On the mornings when I come to work in the big city, making my way from the station to the office - about a 15-minute walk - I like to vary my route each time so I can explore all the back streets, narrow alleys and other entertainment-district warrens that can be found near any hub station in Japan's major cities.

One of these routes out of the station (especially on rainy days, when by going this way I don't get wet till the very end) - actually through the station, it's a long one - takes me past the big bookstore (that I visit on the rare occasions when I'm feeling masochistic and wish to look through their arcane offering of English books arranged by the author's last name, or maybe first name), across one of the undertrack roads (nearly this whole walk is under the tracks) into a cloud of that holy scent known to all who are familiar with Japan, shrouding a small shrine dedicated to commerce where elderly ladies (who amazingly live somewhere nearby) and local business owners come each morning to burn some incense, clap their hands, bow their heads and put in a good word for their fortunes.

Then a hard right takes me down a small corridor flanked by tiny food and drink shops with kitchens the size of phone booths, across another undertrack road and on to the big aquarium corridor, with large tanks of fish of all kinds and sizes along the left side, and food and toy shops on the right; then outside and along under the track overhang, where there are a lot more slightly larger eating and drinking emporiums (the fancy big-windowed places are on the other side of the tracks), all closed in the morning, for this is the night-time entertainment district (as I make my way home in the evening, they're all just opening up, wafting their tempting foody-drinky fragrances to tired and hungry office workers on their way home).

This road leads on to a narrowing, non-through road past the last section of station track, just before the river bridge, that is unsuited to anything else because of its lack of traffic and its oddly shaped spaces. It is the workplace of the folks who build all the one-off temporary sales and presentation displays for the many big station stores, for conferences and the like. They often work outside on large design tasks, and the roadsides are stacked with an ever-changing variety of scraps from former jobs.

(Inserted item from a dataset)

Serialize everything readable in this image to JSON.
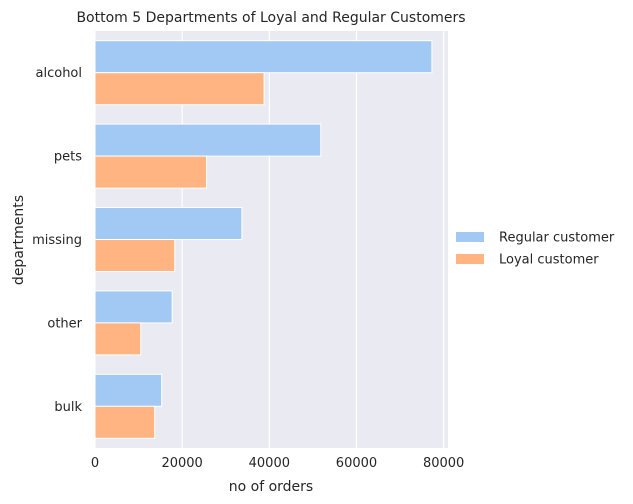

At the narrow end, where the road empties perpendicularly into a wide sidewalk, there is a tall bank of exhaust fans for a couple of busy ramen shops on that corner. From the shop kitchens, the fans whoosh out a hot, powerful and appetizing non-stop wave of ramen essence, which in its way is the essence of food. I swear you could stand there breathing it in for ten minutes and get the equivalent of a meal. It always reminds me of the old Japanese joke about the eel seller who daily complained to the man who every morning just stood there on the street close beside the eel stall, enjoying the delicious fragrance of the merchant’s broiling eels, without ever buying any. One morning, after he'd had a good sniff and been complained at again, the fellow clinked his coin purse at the eel seller, who said What are you doing that for? The man said I'm paying for the smell of your eels with the sound of my money.

Then across the street to the office, all the richer.

4 comments:

Anonymous said...

You ingeniously crafted an interesting essay from a montage of semi-interesting thoughts and experiences. Nicely done...

Robert Brady said...

Thanks Winston... It just struck me as I was walking to work how familiarly invisible all this was to me by now, but how foreignly curious it might be to one who has never been here...

1000myths said...

Just stopped in for the first time, came by way of your brother's site in S.B>
"Paying for the smell of your eels..." definitely made the trip worthwhile.
Thanks

Anonymous said...

Very cool joke indeed! You enjoy interesting walks to your work; to say the least...lovely.